= Mottley =

Mottley is a surname of English origin strongly associated with Ireland. Its roots are obscure, with some French attributes to the Norman Conquest of 1066, others to place names in England. Mottley is very frequently spelled as Motley and the two spellings are often incorrectly used interchangeably, causing some confusion. In general, Mottley tends to be Catholic, while Motley tends to be Protestant and more related to England. However, Mottley is listed in the Irish Catholic convert rolls of the mid 1700s which required Catholics in Ireland to adhere to English rule. Mottley apparently arrived in Ireland from England during Oliver Cromwell's 1649 Irish conquests and concentrated in Counties Carlow, Laois, Wicklow. In the 1916 Irish Easter uprising, private W. Mottley was wounded in battle. Mottley can also be encountered in Barbados and Virginia. A large portion of the New World Mottleys, especially Motleys, are of mixed African descent. In 1913, a 59 acre sugar plantation in Barbados, "Cleveland", St Thomas Parish, ownership was listed as Mottley.

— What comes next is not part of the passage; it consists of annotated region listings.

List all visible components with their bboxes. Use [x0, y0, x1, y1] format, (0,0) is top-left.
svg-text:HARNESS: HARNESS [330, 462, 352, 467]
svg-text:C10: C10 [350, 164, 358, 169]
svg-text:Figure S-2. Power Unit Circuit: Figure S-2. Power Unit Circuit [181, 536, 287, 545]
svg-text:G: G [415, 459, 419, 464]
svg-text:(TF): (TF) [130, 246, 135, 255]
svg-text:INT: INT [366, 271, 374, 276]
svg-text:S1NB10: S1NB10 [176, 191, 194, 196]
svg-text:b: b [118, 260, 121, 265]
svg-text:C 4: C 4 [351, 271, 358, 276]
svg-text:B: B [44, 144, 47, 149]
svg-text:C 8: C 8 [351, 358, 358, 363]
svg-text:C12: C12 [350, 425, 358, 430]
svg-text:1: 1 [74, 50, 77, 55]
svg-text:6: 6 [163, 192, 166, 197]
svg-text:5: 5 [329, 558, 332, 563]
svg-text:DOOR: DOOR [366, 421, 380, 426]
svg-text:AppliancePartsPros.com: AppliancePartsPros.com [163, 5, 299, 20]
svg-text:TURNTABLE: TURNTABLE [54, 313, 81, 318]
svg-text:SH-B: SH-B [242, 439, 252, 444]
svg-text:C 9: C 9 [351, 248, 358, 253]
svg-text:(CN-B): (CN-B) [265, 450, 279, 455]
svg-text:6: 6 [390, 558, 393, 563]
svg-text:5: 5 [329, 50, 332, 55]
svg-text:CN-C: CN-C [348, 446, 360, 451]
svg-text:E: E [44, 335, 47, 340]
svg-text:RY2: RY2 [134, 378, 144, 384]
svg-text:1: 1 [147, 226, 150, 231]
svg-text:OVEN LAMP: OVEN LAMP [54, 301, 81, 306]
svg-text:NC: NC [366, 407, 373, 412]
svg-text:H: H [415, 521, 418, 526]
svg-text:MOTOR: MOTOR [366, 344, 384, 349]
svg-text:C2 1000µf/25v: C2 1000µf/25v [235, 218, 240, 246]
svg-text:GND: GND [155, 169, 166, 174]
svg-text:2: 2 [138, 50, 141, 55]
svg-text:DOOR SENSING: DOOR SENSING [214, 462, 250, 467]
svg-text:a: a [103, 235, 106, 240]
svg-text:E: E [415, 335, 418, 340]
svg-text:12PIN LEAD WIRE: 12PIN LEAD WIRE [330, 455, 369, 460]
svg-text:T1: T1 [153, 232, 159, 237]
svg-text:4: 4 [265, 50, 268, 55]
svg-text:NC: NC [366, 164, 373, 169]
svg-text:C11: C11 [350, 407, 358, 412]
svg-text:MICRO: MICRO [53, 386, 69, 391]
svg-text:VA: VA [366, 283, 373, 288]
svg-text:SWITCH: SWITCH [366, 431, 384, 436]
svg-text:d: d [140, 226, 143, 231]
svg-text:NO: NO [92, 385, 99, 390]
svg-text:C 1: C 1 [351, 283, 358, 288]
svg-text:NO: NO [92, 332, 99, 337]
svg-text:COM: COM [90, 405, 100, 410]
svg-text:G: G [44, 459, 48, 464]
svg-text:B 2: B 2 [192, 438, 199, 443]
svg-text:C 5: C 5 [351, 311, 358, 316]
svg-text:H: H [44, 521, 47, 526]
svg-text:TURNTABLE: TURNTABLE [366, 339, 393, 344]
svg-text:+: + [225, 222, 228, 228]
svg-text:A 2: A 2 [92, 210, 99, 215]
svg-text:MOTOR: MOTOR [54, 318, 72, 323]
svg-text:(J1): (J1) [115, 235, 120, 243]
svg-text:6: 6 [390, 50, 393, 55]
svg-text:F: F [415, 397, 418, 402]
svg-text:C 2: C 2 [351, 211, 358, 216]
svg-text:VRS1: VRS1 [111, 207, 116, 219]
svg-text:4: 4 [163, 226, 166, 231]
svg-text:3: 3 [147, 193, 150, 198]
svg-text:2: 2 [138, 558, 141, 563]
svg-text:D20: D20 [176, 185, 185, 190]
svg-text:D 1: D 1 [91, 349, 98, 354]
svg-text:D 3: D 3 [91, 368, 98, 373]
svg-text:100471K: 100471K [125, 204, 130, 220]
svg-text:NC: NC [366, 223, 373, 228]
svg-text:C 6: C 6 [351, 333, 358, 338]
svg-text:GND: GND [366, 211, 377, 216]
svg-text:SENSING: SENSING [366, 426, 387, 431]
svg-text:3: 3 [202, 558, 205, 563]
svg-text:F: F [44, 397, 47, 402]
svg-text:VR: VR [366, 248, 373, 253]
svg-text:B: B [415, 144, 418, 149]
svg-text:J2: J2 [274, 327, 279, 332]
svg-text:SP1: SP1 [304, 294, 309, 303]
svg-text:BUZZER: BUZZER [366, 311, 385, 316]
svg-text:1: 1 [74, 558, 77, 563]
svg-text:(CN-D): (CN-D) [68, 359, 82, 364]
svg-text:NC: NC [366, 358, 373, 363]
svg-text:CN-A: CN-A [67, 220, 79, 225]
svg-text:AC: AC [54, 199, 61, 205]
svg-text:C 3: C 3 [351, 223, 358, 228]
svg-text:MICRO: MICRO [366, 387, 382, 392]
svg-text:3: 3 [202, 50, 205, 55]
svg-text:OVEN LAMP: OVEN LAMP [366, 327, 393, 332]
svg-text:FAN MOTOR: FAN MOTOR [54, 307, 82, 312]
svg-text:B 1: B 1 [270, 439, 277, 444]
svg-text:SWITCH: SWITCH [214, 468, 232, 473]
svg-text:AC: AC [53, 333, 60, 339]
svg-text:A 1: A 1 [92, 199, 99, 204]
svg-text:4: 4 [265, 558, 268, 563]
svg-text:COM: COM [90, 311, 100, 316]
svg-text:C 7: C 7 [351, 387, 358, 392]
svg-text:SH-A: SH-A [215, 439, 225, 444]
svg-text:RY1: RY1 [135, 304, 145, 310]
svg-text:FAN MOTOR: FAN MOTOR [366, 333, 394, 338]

Mottley can also be seen as Motlawe, Motlow, and Motleigh. Mottley may refer to the following:

- J. Donald Mottley, American politician and lawyer. Elected to Ohio House of Representatives.
- Donna Scott-Mottley,( ? ), Jamaican attorney, politician, and elected to the Senate of Jamaica.
- David Mottley, English classical music record producer. Seven Grammy Award nominations.
- Ernest Deighton Mottley (1907–1973), Barbadian politician, leader of the Barbados National Party, and first mayor of Bridgetown
- Eva Mottley (1953–1985), British actress, born in Barbados.
- John Mottley (1692–1750), English writer and historian. Son of Colonel Thomas Mottley, killed at Battle of Turin, 1706. Authored biographies of Russian Tsars Peter the Great and Catharine the Great.
- Junius William Mottley (1812–1836), signer of the Texas Declaration of Independence from Mexico, 1836; physician. "Motley" County, Texas (note misspelling) named after him).
- Leila Mottley (2002- ) Author, writer, New York Times bestseller.
- Mary Mottley de Tocqueville (1799–1864). Wife of French political philosopher, Alexis de Tocqueville. Mary Mottley, Portsmouth, England married de Tocqueville in 1835.
- Mia Amor Mottley (1965– ), Prime Minister of Barbados, London School of Economics graduate.
- Wendell Mottley (1941–), Trinidad & Tobago economist, politician, government official, athlete and Credit Suisse investment banker. Yale and Cambridge graduate. Represented Trinidad and Tobago at the 1964 Tokyo Olympics.
- Louisville & Nashville Railroad Co. v. Mottley. 1908 US Supreme Court case and source of the well pleaded complaint rule.